Power calculations are based on data from 2014; the year prior to the update to the USPSTF hypertension screening recommendations. Conservatively allowing that the rate of out-of-office BP completion in the usual care clinics increased in the years following the publication of the USPSTF hypertension screening recommendations to as high as 5% of patient visits with newly elevated office BP, we estimated the power to detect a 10% increase in out-of-office BP completion rate due to the intervention (i.e., relative risk 3.0; 15% vs 5%), at a two-tailed, α = 0.05 significance level, for each of the three hypotheses described above.

To estimate power, we simulated 10,000 datasets that each had the same number of (a) clinicians/clinic, (b) patients/clinician, and (c) visits/patient as the 2014 data. This was done for both the pre-intervention period and the post-intervention period. For each of the four pairs of matched clinics, one clinic was randomly assigned to the intervention condition and outcome data, incorporating the pre-specified intervention effect, were randomly generated. The multi-level Poisson regression analysis was performed on each of the 10,000 simulated datasets, and the proportion of datasets in which the null hypothesis was rejected, in the hypothesized direction, was an estimate of the statistical power to detect the pre-specified effect size. According to these simulations, the study has > 84% power to detect the hypothesized RR = 3.0 (15% completion rate in intervention clinics vs 5% in control clinics) for hypothesis 1, the comparison of post-intervention completion rates. The study also has > 92% power to detect the hypothesized RR = 3.0 (15% post-intervention completion rate vs 5% pre-intervention) for hypothesis 2, the test of the change in completion rate for intervention clinics only. Finally, the study has approximately 80% power to detect the hypothesized Condition*Period interaction effect (hypothesis 3) based on plausible assumptions about the variation in out-of-office BP testing completion rates between clinics and the within-condition correlation between pre-intervention and post-intervention clinic-level completion rates (see Additional file 2).

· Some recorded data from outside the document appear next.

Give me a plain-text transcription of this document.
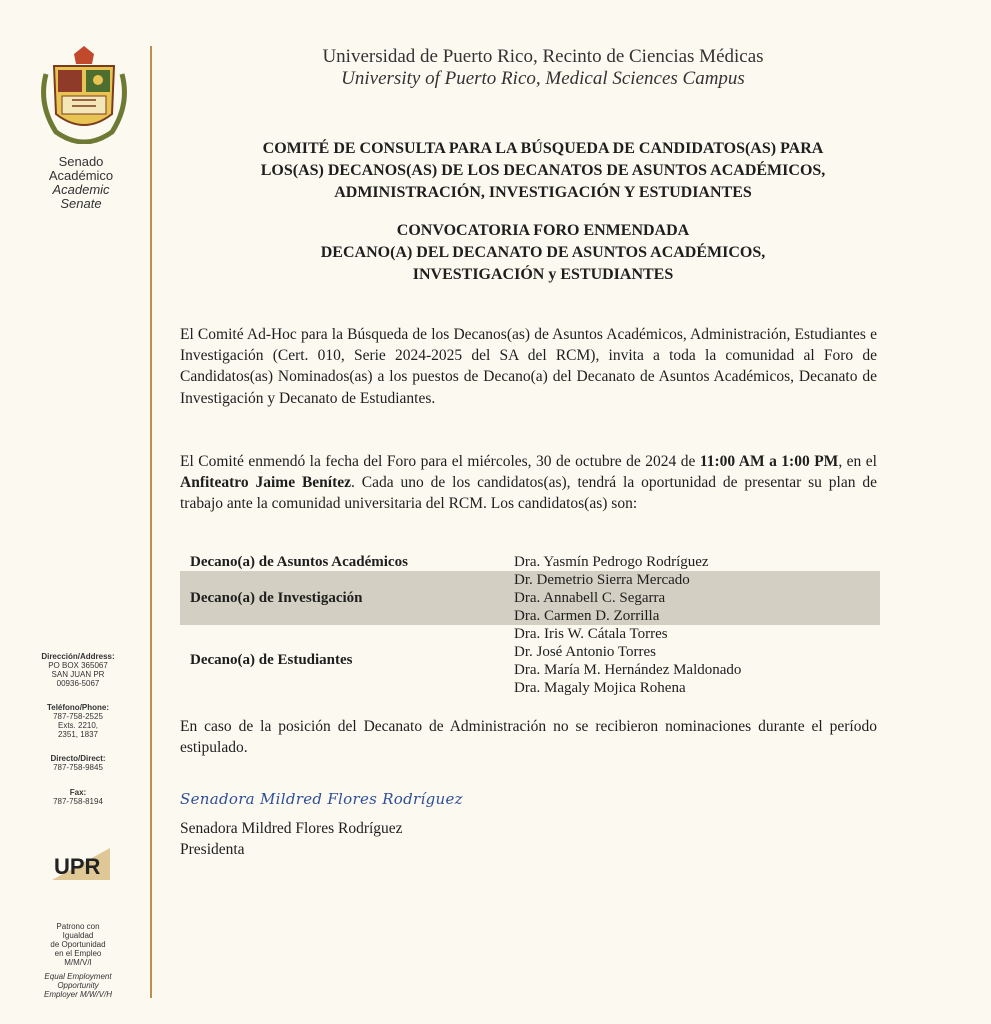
Senado
Académico
Academic
Senate
Dirección/Address:
PO BOX 365067
SAN JUAN PR
00936-5067
Teléfono/Phone:
787-758-2525
Exts. 2210,
2351, 1837
Directo/Direct:
787-758-9845
Fax:
787-758-8194
UPR
Patrono con
Igualdad
de Oportunidad
en el Empleo
M/M/V/I
Equal Employment
Opportunity
Employer M/W/V/H
Universidad de Puerto Rico, Recinto de Ciencias Médicas
University of Puerto Rico, Medical Sciences Campus
COMITÉ DE CONSULTA PARA LA BÚSQUEDA DE CANDIDATOS(AS) PARA
LOS(AS) DECANOS(AS) DE LOS DECANATOS DE ASUNTOS ACADÉMICOS,
ADMINISTRACIÓN, INVESTIGACIÓN Y ESTUDIANTES
CONVOCATORIA FORO ENMENDADA
DECANO(A) DEL DECANATO DE ASUNTOS ACADÉMICOS,
INVESTIGACIÓN y ESTUDIANTES
El Comité Ad-Hoc para la Búsqueda de los Decanos(as) de Asuntos Académicos, Administración, Estudiantes e Investigación (Cert. 010, Serie 2024-2025 del SA del RCM), invita a toda la comunidad al Foro de Candidatos(as) Nominados(as) a los puestos de Decano(a) del Decanato de Asuntos Académicos, Decanato de Investigación y Decanato de Estudiantes.
El Comité enmendó la fecha del Foro para el miércoles, 30 de octubre de 2024 de 11:00 AM a 1:00 PM, en el Anfiteatro Jaime Benítez. Cada uno de los candidatos(as), tendrá la oportunidad de presentar su plan de trabajo ante la comunidad universitaria del RCM. Los candidatos(as) son:
Decano(a) de Asuntos Académicos	Dra. Yasmín Pedrogo Rodríguez
Decano(a) de Investigación
Dr. Demetrio Sierra Mercado
Dra. Annabell C. Segarra
Dra. Carmen D. Zorrilla
Decano(a) de Estudiantes
Dra. Iris W. Cátala Torres
Dr. José Antonio Torres
Dra. María M. Hernández Maldonado
Dra. Magaly Mojica Rohena
En caso de la posición del Decanato de Administración no se recibieron nominaciones durante el período estipulado.
Senadora Mildred Flores Rodríguez
Senadora Mildred Flores Rodríguez
Presidenta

Medical directors of all eight eligible clinics agreed to participate in the study. All eight clinics were randomized, with four clinics assigned to the intervention group and four clinics to the control group (Table 5). The clinics are staffed by approximately 138 full- and part-time providers notable for diversity in provider training (including 16 general internists, 8 family medicine practitioners, 16 geriatricians, 27 HIV specialists, 11 NPs, and 60 GME trainees [44 housestaff, 16 fellows]). The clinics are also representative of diverse primary care patients, with some focused on providing care to people living with HIV and others focused on more general adult and older adult populations.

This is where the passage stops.